Today, demands for "democracy" and control of a nation's own resources are inextricably tied up with class demands. The fight for the former is bound to spill into a fight for the latter to at least some extent.

Any defeat suffered by U.S. imperialism today is a blow to the power of its rulers, and by extension a victory for the working class of this country. Therefore, socialists should take sides in wars for national liberation, even if we would like the leadership of the struggle of the oppressed to be different politically.

This support does not mean that socialists are uncritical of national liberation movements. But unlike those who don't agree with the aims of the liberation movement, our critique is in the interests of seeing the success of the movement.

Thus, Marx and Engels assessed that the reason the Polish liberation movement of their time lost is because it sought to limit--rather than push to the forefront--working class anger. Any struggle for national liberation will be more successful if it presses class demands and takes a stand against all oppression.

Furthermore, the aim of working-class fighters even in the situation of a national liberation struggle is ultimately to end exploitation through a workers' revolution. This is why working-class organization cannot become the "auxiliary" of bourgeois nationalists.

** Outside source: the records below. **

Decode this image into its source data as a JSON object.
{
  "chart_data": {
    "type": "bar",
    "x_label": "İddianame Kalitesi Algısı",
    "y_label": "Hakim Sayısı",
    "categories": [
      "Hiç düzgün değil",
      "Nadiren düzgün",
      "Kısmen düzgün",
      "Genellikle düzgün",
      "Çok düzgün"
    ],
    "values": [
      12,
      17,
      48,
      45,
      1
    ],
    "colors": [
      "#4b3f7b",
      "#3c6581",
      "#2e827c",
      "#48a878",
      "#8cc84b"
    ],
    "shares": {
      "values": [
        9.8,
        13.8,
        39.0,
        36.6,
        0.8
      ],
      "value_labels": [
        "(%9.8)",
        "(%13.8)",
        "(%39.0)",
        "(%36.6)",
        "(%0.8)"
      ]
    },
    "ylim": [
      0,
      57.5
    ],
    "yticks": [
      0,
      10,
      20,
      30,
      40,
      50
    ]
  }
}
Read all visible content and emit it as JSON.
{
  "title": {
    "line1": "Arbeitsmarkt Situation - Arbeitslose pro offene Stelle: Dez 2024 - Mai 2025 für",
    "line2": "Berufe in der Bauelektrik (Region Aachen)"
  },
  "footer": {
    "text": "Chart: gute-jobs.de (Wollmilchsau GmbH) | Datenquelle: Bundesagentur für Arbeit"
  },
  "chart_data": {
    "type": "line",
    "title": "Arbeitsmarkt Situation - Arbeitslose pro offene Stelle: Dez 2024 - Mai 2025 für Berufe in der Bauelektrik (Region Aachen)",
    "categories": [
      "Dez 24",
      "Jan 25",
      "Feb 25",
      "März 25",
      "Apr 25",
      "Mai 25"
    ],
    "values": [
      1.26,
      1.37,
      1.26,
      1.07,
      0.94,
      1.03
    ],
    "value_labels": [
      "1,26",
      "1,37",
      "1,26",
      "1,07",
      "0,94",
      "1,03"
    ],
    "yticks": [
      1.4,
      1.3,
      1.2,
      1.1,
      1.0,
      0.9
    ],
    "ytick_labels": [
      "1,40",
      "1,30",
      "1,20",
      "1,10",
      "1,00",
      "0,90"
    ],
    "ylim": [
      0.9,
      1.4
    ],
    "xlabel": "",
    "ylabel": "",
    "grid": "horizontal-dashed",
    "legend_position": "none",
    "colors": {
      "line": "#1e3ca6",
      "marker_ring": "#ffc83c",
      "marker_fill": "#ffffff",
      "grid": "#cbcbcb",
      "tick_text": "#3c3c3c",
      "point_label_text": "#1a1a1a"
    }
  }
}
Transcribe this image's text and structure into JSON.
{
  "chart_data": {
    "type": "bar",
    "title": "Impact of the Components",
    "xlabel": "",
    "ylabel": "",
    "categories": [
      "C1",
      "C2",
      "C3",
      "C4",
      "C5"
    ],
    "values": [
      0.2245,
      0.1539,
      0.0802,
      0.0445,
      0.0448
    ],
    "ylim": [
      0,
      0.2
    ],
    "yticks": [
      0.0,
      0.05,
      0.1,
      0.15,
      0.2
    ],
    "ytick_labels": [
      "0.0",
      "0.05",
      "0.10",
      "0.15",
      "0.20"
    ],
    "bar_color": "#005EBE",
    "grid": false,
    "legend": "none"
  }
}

One of the many crimes of the Stalinist leadership that took power in Russia after the defeat of the 1917 revolution is that it instructed Communist parties around the world to do exactly the opposite. Starting with the disaster of the Chinese Communist Party, which liquidated itself into the Guomindang nationalist movement in China, Communist Parties subordinated themselves to the interests of bourgeois nationalists--and in so doing gave up on fighting for the real aim of ending exploitation and opened up workers to brutal repression at the hands of the nationalists.

This policy had nothing in common with the real Marxist tradition of fighting for an end to all exploitation and oppression--and understanding the important role of the struggle of oppressed nations for self-determination.